Там, где рыдает Несси. Глава 31

      Утром мы с Колокольцевым помчались в больницу. Слегка морозило. На скамейках, асфальте, траве, которая уже давно побурела и высохла, лежал лёгкий иней. Небо сияло свежестью и обещало ясную погоду. Снега, видно по всему, не ожидалось. Невольно вспомнилось пушкинское:
                В тот год осенняя погода
                Стояла долго на дворе.
                Зимы ждала, ждала природа,
                Снег выпал только в январе.
      Я прочла это четверостишие Колокольцеву, он в ответ улыбнулся:
      – А ведь и у меня в голове крутилось то же самое. Странно, неужели люди могут читать мысли друг друга?
      – Не знаю, – ответила я. – Возможно, могут.
      Около больницы мы с трудом отыскали местечко для парковки своего авто, настолько много там стояло машин. Я спросила у Олега, отчего весной, летом и в начале осени не бывает такого притока хворых. Он закрыл дверь автомобиля и шутливо промолвил:
      – Ну подумай сама: весной, летом и в начале осени у людей дачный сезон. Так?
      – Так, – кивнула я, понимая, к чему он клонит.
      – Есть ли время людям расслабляться?
      – Нет.
      – Вот то-то же… – он многозначительно поднял палец вверх.
      – Ага… – поддакнула я, заражаясь его весёлым настроением.
      – А когда огородный ажиотаж спадёт, – подмигнул он мне, – болячки снова нырнут в тело хозяина. Тогда и ринутся граждане к врачам, чтобы изгнать непрошенных гостей. Как, к примеру, сейчас.
      – Логично, – сказала я, приноравливаясь к его быстрому шагу. – Тебе бы только сказки писать.
      Он застопорил ход и повернул голову в мою сторону:
      – Да я пошутил. У меня другие сказки, исторические.

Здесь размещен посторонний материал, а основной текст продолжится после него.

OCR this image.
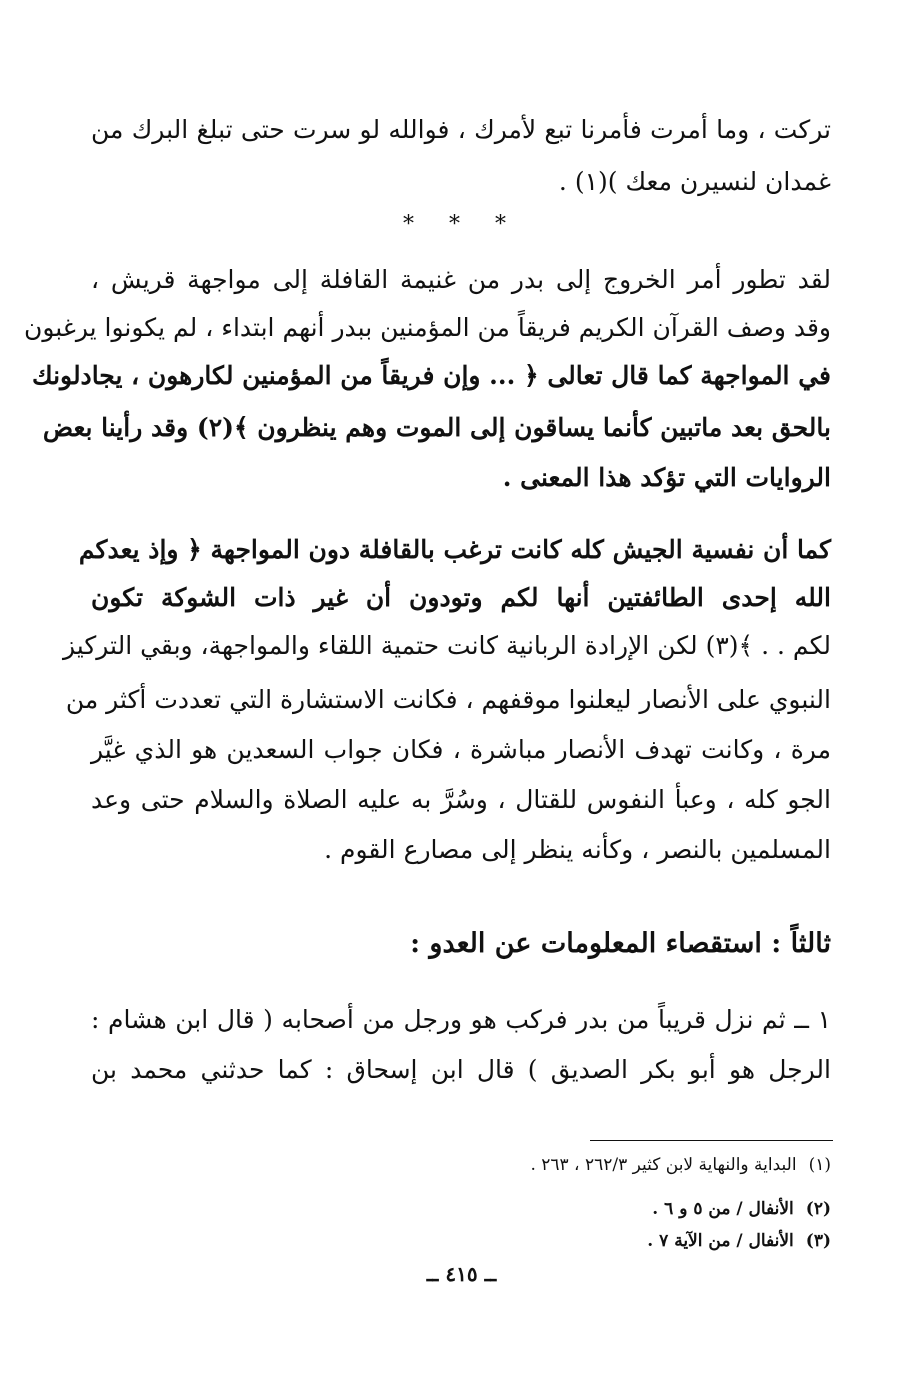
تركت ، وما أمرت فأمرنا تبع لأمرك ، فوالله لو سرت حتى تبلغ البرك من
غمدان لنسيرن معك )(١) .
* * *
لقد تطور أمر الخروج إلى بدر من غنيمة القافلة إلى مواجهة قريش ،
وقد وصف القرآن الكريم فريقاً من المؤمنين ببدر أنهم ابتداء ، لم يكونوا يرغبون
في المواجهة كما قال تعالى ﴿ ... وإن فريقاً من المؤمنين لكارهون ، يجادلونك
بالحق بعد ماتبين كأنما يساقون إلى الموت وهم ينظرون ﴾(٢) وقد رأينا بعض
الروايات التي تؤكد هذا المعنى .
كما أن نفسية الجيش كله كانت ترغب بالقافلة دون المواجهة ﴿ وإذ يعدكم
الله إحدى الطائفتين أنها لكم وتودون أن غير ذات الشوكة تكون
لكم . . ﴾(٣) لكن الإرادة الربانية كانت حتمية اللقاء والمواجهة، وبقي التركيز
النبوي على الأنصار ليعلنوا موقفهم ، فكانت الاستشارة التي تعددت أكثر من
مرة ، وكانت تهدف الأنصار مباشرة ، فكان جواب السعدين هو الذي غيَّر
الجو كله ، وعبأ النفوس للقتال ، وسُرَّ به عليه الصلاة والسلام حتى وعد
المسلمين بالنصر ، وكأنه ينظر إلى مصارع القوم .
ثالثاً : استقصاء المعلومات عن العدو :
١ ــ ثم نزل قريباً من بدر فركب هو ورجل من أصحابه ( قال ابن هشام :
الرجل هو أبو بكر الصديق ) قال ابن إسحاق : كما حدثني محمد بن
(١)البداية والنهاية لابن كثير ٢٦٢/٣ ، ٢٦٣ .
(٢)الأنفال / من ٥ و ٦ .
(٣)الأنفال / من الآية ٧ .
ــ ٤١٥ ــ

      – Но ведь зерно истины в твоей шутке есть, – ответствовала я.
      – Да, – улыбнулся он и добавил: – Кстати, вспомнил школьную речовку:
      «Солнце, воздух и вода – наши лучшие друзья!».
      – Хорошие друзья, – улыбнулась я в ответ.
      – Хорошие, – подтвердил он. – Летом на даче этих друзей с избытком, не то что сейчас.
      – Согласна, – тряхнула я головой, запыхавшись от быстрой ходьбы, – но их дружбу врачи рекомендуют принимать в разумных дозах. – Последнее я уже крикнула, ибо отстала, чтобы перевести дух.
      – Это точно, – отчеканил он в такт своим шагам и прибавил темп.
      Я развернулась, закрыла глаза и подставила лицо начинающим теплеть солнечным лучам. На меня стали оборачиваться прохожие. Что они думали в этот момент, не знаю. Но предполагаю: думы их соответствовали тому, что они видели.
Колокольцев укатил далеко вперёд. Он нёсся как паровоз к означенной цели, не сбавляя скорости.
      Ой! – вскрикнула я, чуть-чуть не распластавшись на асфальте.
      – Что случилось? – оглянулся мой спутник и от удивления присвистнул.
      – Ты что там делаешь? – крикнул он.
      – Камень под ногу попал, – вставая с корточек, буркнула я.
      – Камень? Откуда? – спросил он, подбегая ко мне.
      – Скатился, – кивнула я на поребрик.
      Он глянул в указанном направлении. И точно: с той стороны поребрика находился газон. На газоне были когда-то разбиты клумбы, обрамлённые небольшими камнями. На ближней к нам грядке недоставало одного булыжника – он лежал у моих ног. Колокольцев поднял его со словами «орудие пролетариата» и водворил на место.
      – Ого! – в свою очередь воскликнул он.
      – Что там? – потрясая ушибленной ногой, полюбопытствовала я.
      – Ромашка. Её подруги давно отцвели, а ей всё неймётся. Глянь, такая беленькая да чистенькая.
      – Ветер занёс сюда семечко, вот оно и проросло, – сказала я, узрев нежные лепестки растения. – Может, сорвём и отнесём Антонине Алексеевне.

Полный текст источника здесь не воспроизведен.